Future-gazing has its clear benefits. For the most part, it allows for tweaks to be made in the pursuit of advantageous positioning in the months or years that follow. 

Brands and marketers are well aware that the world they operate and communicate in has changed, but technology and seamless connectivity are set to bring more considerations for addressing the environment in which they sell. Thus, being ahead of the game has never been more important. 

A panel session moderated by global consumer trends agency Future Foundation at Advertising Week Europe explored and tackled this exact train of thought, drawing on the group’s recent work with the IPA (Institute of Practitioners in Advertising) to provide a clear view of how the future could unfold for brands and consumers.

But it wasn’t enough for attendees to go away with a ‘one-size-fits-all’ solution for their needs. As pointed out by Philippa Snare, panel member and chief marketing officer at Microsoft, brands must know and accept their role, and seldom is there time for insurance providers to ‘emotionally connect’ with people that just want a quote.

Brands must understand which scenario they’re trying to sell in, and the options are as follows:

Brand Me-Q

According to the Future Foundation’s research, 2025 will create even more room for brands that connect with their consumers on a very emotional level. ‘Brand Me-Q’ companies act as partners to the consumer; they provide reassurance, and their work will only amplify the supremacy that emotional connections hold in modern-day marketing. We remember them; we cherish them; this is the sort of company we like to surround ourselves with.

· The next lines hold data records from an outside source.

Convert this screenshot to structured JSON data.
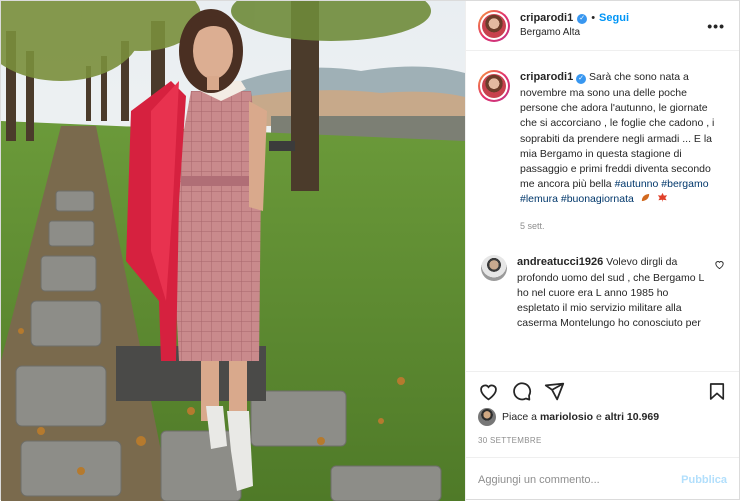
{
  "header": {
    "username": "criparodi1",
    "separator": "•",
    "follow_label": "Segui",
    "location": "Bergamo Alta",
    "more_label": "•••"
  },
  "caption": {
    "username": "criparodi1",
    "text": "Sarà che sono nata a novembre ma sono una delle poche persone che adora l'autunno, le giornate che si accorciano , le foglie che cadono , i soprabiti da prendere negli armadi ... E la mia Bergamo in questa stagione di passaggio e primi freddi diventa secondo me ancora più bella",
    "hashtags": [
      "#autunno",
      "#bergamo",
      "#lemura",
      "#buonagiornata"
    ],
    "time": "5 sett."
  },
  "comment": {
    "username": "andreatucci1926",
    "text": "Volevo dirgli da profondo uomo del sud , che Bergamo L ho nel cuore era L anno 1985 ho espletato il mio servizio militare alla caserma Montelungo ho conosciuto per"
  },
  "icons": {
    "like": "heart-icon",
    "comment": "comment-icon",
    "share": "share-icon",
    "save": "bookmark-icon"
  },
  "likes": {
    "prefix": "Piace a ",
    "user": "mariolosio",
    "middle": " e ",
    "others": "altri 10.969"
  },
  "date": "30 SETTEMBRE",
  "add_comment": {
    "placeholder": "Aggiungi un commento...",
    "publish_label": "Pubblica"
  },
  "colors": {
    "link_blue": "#0095f6",
    "hashtag": "#00376b",
    "muted": "#8e8e8e",
    "publish_disabled": "#b2dffc",
    "verified": "#3897f0"
  }
}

Meabh Quoirin, managing director of the Future Foundation, pointed to British Airways as a Brand Me-Q group with an eye on its consumers’ needs and emotions. The airline’s ‘Happiness Blanket’ trial for assessing passenger comfort was cited as an example of a brand looking into the needs of their customers and tailoring the service around their demands.

Me & the Brand Next Door

These brands have a role as helpers and facilitators. They actually take a back seat in order to let the consumer tell the story, and the partnership in this sense plays on the idea that the ego of the user is all-important. Consumers can function autonomously without their help, but it’s the likeability factor about the ‘Brand Next Door’ that makes them want to interact. 

In this case, think social networks like YouTube, which empower their users to create and share great content wherever they are. There is also scope for conventional brands to dip into BND territory, much like O2 is doing with its suite of media-sharing apps. The brand, however, follows the consumer. A perfect product platform or similar enables the connection, and the user takes it from there.

Best Buy

Best Buy groups merge good functionality from products with the consumer’s acceptance that they act as a service provider – no more, no less. They may not be able to connect with a consumer like a Brand Me-Q or a Brand Next Door, but they’re experts for everything, useful, reliable, and able to deliver the right product at the right price. 

These groups actually have a pretty good position in today’s market, hence the success of online department stores like Amazon and Alibaba and companies that are able to provide good service with efficiency at every turn. 

By the time we hit 2025, Quoirin sees Alibaba helping local businesses perfect the service they have on offer with a logistics network that cannot be matched. There’s even a chance of them delving into the public sphere by using landmarks like libraries, rail stations and post offices as pick-up points to help things along.  

iControl

Switched on by nature, iControl brands face the most challenging scenario of all in 2025. They operate in a world where consumers are totally autonomous, utterly independent of brands and able to govern their own actions. Still, brands can interrupt this world if they weave themselves into something close to the consumer’s brain (and pocket): the tech. 

Moments for iControl firms will be brief, and perhaps only facilitated by peer networks that reel the consumer in. L’oreal has launched a new app which encapsulates the sort of thing that iControl firms are going to have to build off. The cosmetics’ firm’s ‘Makeup Genius’ platform can apply virtual versions of L’oreal products to the consumer’s initial self-shot, which can inform the selection of items. In this scenario the consumer will commit once they’ve perfected their look and decided that L’oreal can give them the appearance they desire.  

The categories are based on a study commissioned by Future Foundation exclusively for Advertising Week Europe. This follows the group’s 2006 report on the ‘Future of Advertising’, also conducted in partnership with the IPA.